AP uncritically repeated Thompson campaign talking point: “If he runs, it will be as a Washington outsider”

In a June 13 article on former Sen. Fred Thompson's (R-TN) appearance on NBC's The Tonight Show with Jay Leno, the Associated Press asserted that "[i]f he runs, it will be as a Washington outsider" and uncritically quoted the following remark from Thompson: “I often say after eight years in Washington, I longed for the realism and sincerity of Hollywood.” But, contrary to Thompson's portrayal of himself as an outsider, he had worked as a Washington lobbyist for 18 years prior to taking office in 1994, a fact nowhere to be found in the AP story. Moreover, as Media Matters for America noted, Thompson resumed his lobbying work after he left the Senate in 2002.

From the June 13 AP article:

Fred Thompson didn't enter the 2008 presidential race Tuesday, but he talked like he was getting close to jumping in.

[...]

He griped about campaigns that “are entirely too long.” And he took a swipe at Democratic candidate Hillary Rodham Clinton, saying she was “trying to balance ... her prior positions with the new requirements of politics in the Democratic Party.”
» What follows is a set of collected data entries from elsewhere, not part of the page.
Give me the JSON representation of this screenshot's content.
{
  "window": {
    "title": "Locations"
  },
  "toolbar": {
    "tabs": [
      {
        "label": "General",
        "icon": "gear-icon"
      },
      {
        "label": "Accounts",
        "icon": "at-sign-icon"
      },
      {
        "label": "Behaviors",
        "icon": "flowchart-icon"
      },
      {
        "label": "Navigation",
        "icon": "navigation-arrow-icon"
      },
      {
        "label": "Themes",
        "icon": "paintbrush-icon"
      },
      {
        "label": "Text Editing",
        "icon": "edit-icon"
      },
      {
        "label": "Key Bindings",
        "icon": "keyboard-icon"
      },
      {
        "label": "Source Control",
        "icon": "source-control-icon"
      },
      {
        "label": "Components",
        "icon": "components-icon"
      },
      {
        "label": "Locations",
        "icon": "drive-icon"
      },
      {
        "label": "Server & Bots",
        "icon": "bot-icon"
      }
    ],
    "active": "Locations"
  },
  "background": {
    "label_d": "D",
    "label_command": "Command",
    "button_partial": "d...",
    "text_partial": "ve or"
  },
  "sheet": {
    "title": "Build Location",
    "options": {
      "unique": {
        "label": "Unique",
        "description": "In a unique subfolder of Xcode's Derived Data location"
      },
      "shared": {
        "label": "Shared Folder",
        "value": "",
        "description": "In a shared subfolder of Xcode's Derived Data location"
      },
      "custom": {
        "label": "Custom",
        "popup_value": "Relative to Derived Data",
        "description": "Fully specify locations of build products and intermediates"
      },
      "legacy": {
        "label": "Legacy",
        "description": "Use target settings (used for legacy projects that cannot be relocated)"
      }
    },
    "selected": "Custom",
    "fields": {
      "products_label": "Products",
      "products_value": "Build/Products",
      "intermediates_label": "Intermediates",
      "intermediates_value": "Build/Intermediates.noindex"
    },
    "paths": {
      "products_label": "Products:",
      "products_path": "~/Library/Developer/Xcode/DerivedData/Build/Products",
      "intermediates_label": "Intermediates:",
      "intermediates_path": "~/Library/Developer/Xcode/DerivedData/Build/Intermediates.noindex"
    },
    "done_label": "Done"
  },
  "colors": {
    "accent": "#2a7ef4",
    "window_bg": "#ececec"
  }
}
If he runs, it will be as a Washington outsider.

Referring to his time in the U.S. Senate, he said, “I often say after eight years in Washington, I longed for the realism and sincerity of Hollywood.”

By contrast, a June 7 USA Today article similarly noted that Thompson has said he intends to “run [as] an outsider,” but went on to debunk this image by noting that “his résumé is that of a longtime Washington operative who has crossed ideological lines to represent corporate and foreign clients.” From the article:

Although the folksy-sounding Tennessean recently told USA TODAY that he would run an outsider, just as he did while campaigning as a “country lawyer” in a red pickup during his 1994 U.S. Senate race, his résumé is that of a longtime Washington operative who has crossed ideological lines to represent corporate and foreign clients.

Before he was elected to the Senate, Thompson spent nearly two decades in Washington as a lawyer-lobbyist, representing such entities as Westinghouse, the deposed government of Haiti, the Teamsters Union pension fund and the Tennessee Savings and Loan Association, according to Senate records and published accounts.

[...]

After a review of lobbying records and Thompson's tax returns, The (Memphis) Commercial Appeal reported in 1994 that he earned $507,000 from lobbying in 1975-93. That figure, a fraction of his total legal income, reflects a narrower definition of lobbying than the one in the current law. Thompson reported $3.7 million in income from lawyering and acting from 1983 to 1993, according to The Commercial Appeal and other Tennessee newspapers that cited his tax returns.

USA Today further reported that Thompson re-registered as a lobbyist after leaving the Senate in 2002:

After he left the Senate in 2003, Thompson resumed his acting career with a role as the district attorney on TV's Law & Order. Less visibly, he registered in 2004 as a lobbyist for Equitas, a company created to manage the asbestos liability for Lloyd's of London.

Equitas hired a bevy of lobbyists to protect its interests in the proposal to set up a federal trust fund, paid for by insurers, asbestos-makers and others, to compensate asbestos victims. The bill failed to pass, but before that happened, Equitas got what it wanted: a change in a provision the company said singled out foreign insurers for unfavorable treatment. Jon Nash, a firm spokesman, on Wednesday credited Thompson as having “contributed to the successful outcome.”

The company paid Thompson $760,000 from 2004 to 2006, according to Senate records.

An article in the April 30 issue of New York Magazine similarly noted that "[c]ritics point out that Thompson's aw-shucks, shit-kicker populism is more than a little bit phony" because “he spent eighteen years as a registered Washington lobbyist, doing the bidding of such high-powered clients as General Electric and Westinghouse, pushing for the passage of the deregulatory legislation that led to the savings-and-loan crisis of the eighties.”